Booktopia entered voluntary administration on July 3 this year, after tallying losses of $16.7 million in the half-year to December 31.
The company said sales had fallen from their pandemic-era peak, and that efforts to develop a state-of-the-art fulfilment centre in Sydney had reduced its operating efficiency.
The new deal means Booktopia will continue trading, maintain the employment of all existing employees, and employ as many as 100 new hires to bring operations back up to speed while supporting its trade creditors.
Kradjian now serves as CEO of the revamped Booktopia venture.
“We want to get it back and as strong as ever before,” Kradjian told SmartCompany on Tuesday.
Kradjian says publishers are “very supportive” of Booktopia’s second life, and the new-look Booktopia wants to “work closely with authors, publishers, and especially customers”.
“So we need to gain their trust again.

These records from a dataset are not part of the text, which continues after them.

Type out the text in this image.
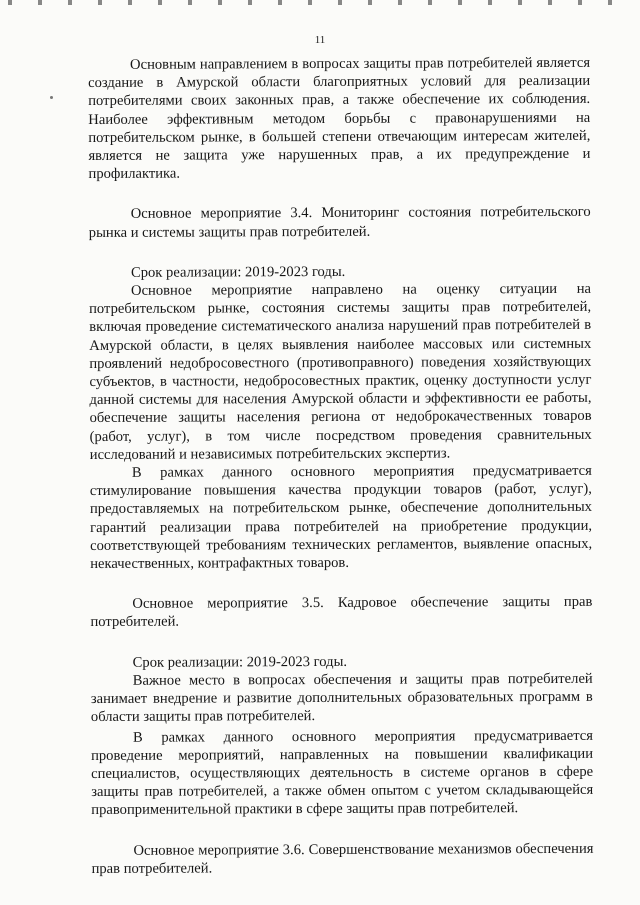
11

Основным направлением в вопросах защиты прав потребителей является создание в Амурской области благоприятных условий для реализации потребителями своих законных прав, а также обеспечение их соблюдения. Наиболее эффективным методом борьбы с правонарушениями на потребительском рынке, в большей степени отвечающим интересам жителей, является не защита уже нарушенных прав, а их предупреждение и профилактика.

Основное мероприятие 3.4. Мониторинг состояния потребительского рынка и системы защиты прав потребителей.

Срок реализации: 2019-2023 годы.

Основное мероприятие направлено на оценку ситуации на потребительском рынке, состояния системы защиты прав потребителей, включая проведение систематического анализа нарушений прав потребителей в Амурской области, в целях выявления наиболее массовых или системных проявлений недобросовестного (противоправного) поведения хозяйствующих субъектов, в частности, недобросовестных практик, оценку доступности услуг данной системы для населения Амурской области и эффективности ее работы, обеспечение защиты населения региона от недоброкачественных товаров (работ, услуг), в том числе посредством проведения сравнительных исследований и независимых потребительских экспертиз.

В рамках данного основного мероприятия предусматривается стимулирование повышения качества продукции товаров (работ, услуг), предоставляемых на потребительском рынке, обеспечение дополнительных гарантий реализации права потребителей на приобретение продукции, соответствующей требованиям технических регламентов, выявление опасных, некачественных, контрафактных товаров.

Основное мероприятие 3.5. Кадровое обеспечение защиты прав потребителей.

Срок реализации: 2019-2023 годы.

Важное место в вопросах обеспечения и защиты прав потребителей занимает внедрение и развитие дополнительных образовательных программ в области защиты прав потребителей.

В рамках данного основного мероприятия предусматривается проведение мероприятий, направленных на повышении квалификации специалистов, осуществляющих деятельность в системе органов в сфере защиты прав потребителей, а также обмен опытом с учетом складывающейся правоприменительной практики в сфере защиты прав потребителей.

Основное мероприятие 3.6. Совершенствование механизмов обеспечения прав потребителей.
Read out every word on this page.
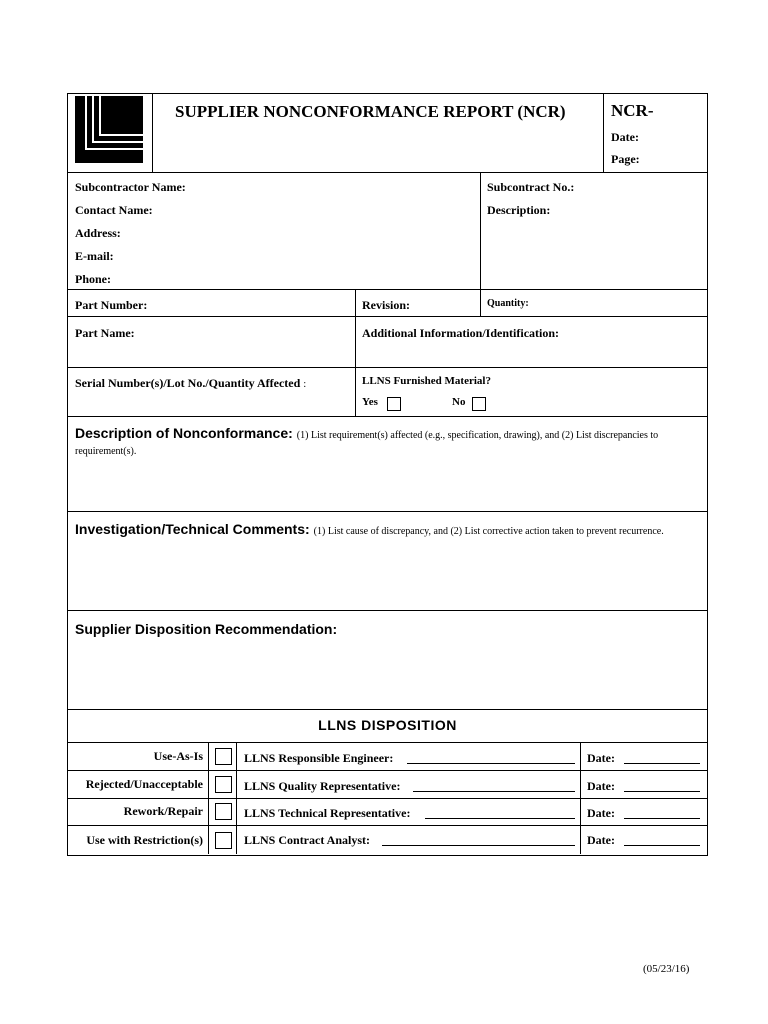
SUPPLIER NONCONFORMANCE REPORT (NCR)	NCR-
Date:
Page:
Subcontractor Name:
Contact Name:
Address:
E-mail:
Phone:
Subcontract No.:
Description:
Part Number:	Revision:	Quantity:
Part Name:	Additional Information/Identification:
Serial Number(s)/Lot No./Quantity Affected :	LLNS Furnished Material?
Yes	No
Description of Nonconformance: (1) List requirement(s) affected (e.g., specification, drawing), and (2) List discrepancies to requirement(s).
Investigation/Technical Comments: (1) List cause of discrepancy, and (2) List corrective action taken to prevent recurrence.
Supplier Disposition Recommendation:
LLNS DISPOSITION
Use-As-Is	LLNS Responsible Engineer:	Date:
Rejected/Unacceptable	LLNS Quality Representative:	Date:
Rework/Repair	LLNS Technical Representative:	Date:
Use with Restriction(s)	LLNS Contract Analyst:	Date:
(05/23/16)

We ask them, hopefully, to trust us.”
Kradjian founded digiDirect in 2006 at the age of 19 and says the core offerings of the two businesses are not as different as they might first seem.
“The fundamentals are the same marketing perspective,” he says.
“So we think we can do a good job with that experience that we have.”
Haig Kayserian, general manager of digiDirect, agrees Kradjian’s expertise in technology e-commerce will translate to the book-selling venture.
“At the end of the day, e-commerce, it’s about buying a product, marketing that product, selling it, and then fulfilling it,” Kayserian told SmartCompany.
“In that sense, they’re similar businesses.
“It’s just that one product has paper and the other one has batteries.”
“I don’t want to compare ourselves to anyone”: Kradjian
Booktopia’s legacy as one of Australia’s largest booksellers, and the nation’s appetite for the written word, are not the only factors that interested prospective buyers.
The venture’s fulfilment centre, billed as one of the most advanced and heavily automated centres in Australia, will eventually become home to digiDirect’s own operations.
“The businesses will run separately,” says Kayserian, who is not directly involved in Booktopia’s operations.
“But ultimately, they will find those mutual benefits in order to trade more efficiently, and our goal is to benefit digiDirect customers and Booktopia customers through this acquisition.”
The new fulfilment centre will see digiDirect orders prepared for couriers at a “record speed”, he adds.
Of course, sharing logistical resources to sell books and consumer technology has been done before, most notably by Amazon, which grew from an online bookseller to a global retail powerhouse.
DigiDirect also launched its own third-party marketplace in February, expanding its consumer offerings in a way that is comparable to Amazon’s own marketplace model.
But Kradjian is clear: there are no plans to fully merge both brands under one corporate umbrella to create a defacto Australian Amazon.
“Well, I don’t want to compare ourselves to anyone,” says Kradjian, when asked directly about Amazon.
“Booktopia, the idea is that it sells books. We want to keep it as Booktopia, so the digiDirect business isn’t merging, its product lines are different to Booktopia.
“It will stay as it was: its focus is to sell books, there’s no intention to sell a wider range of products.”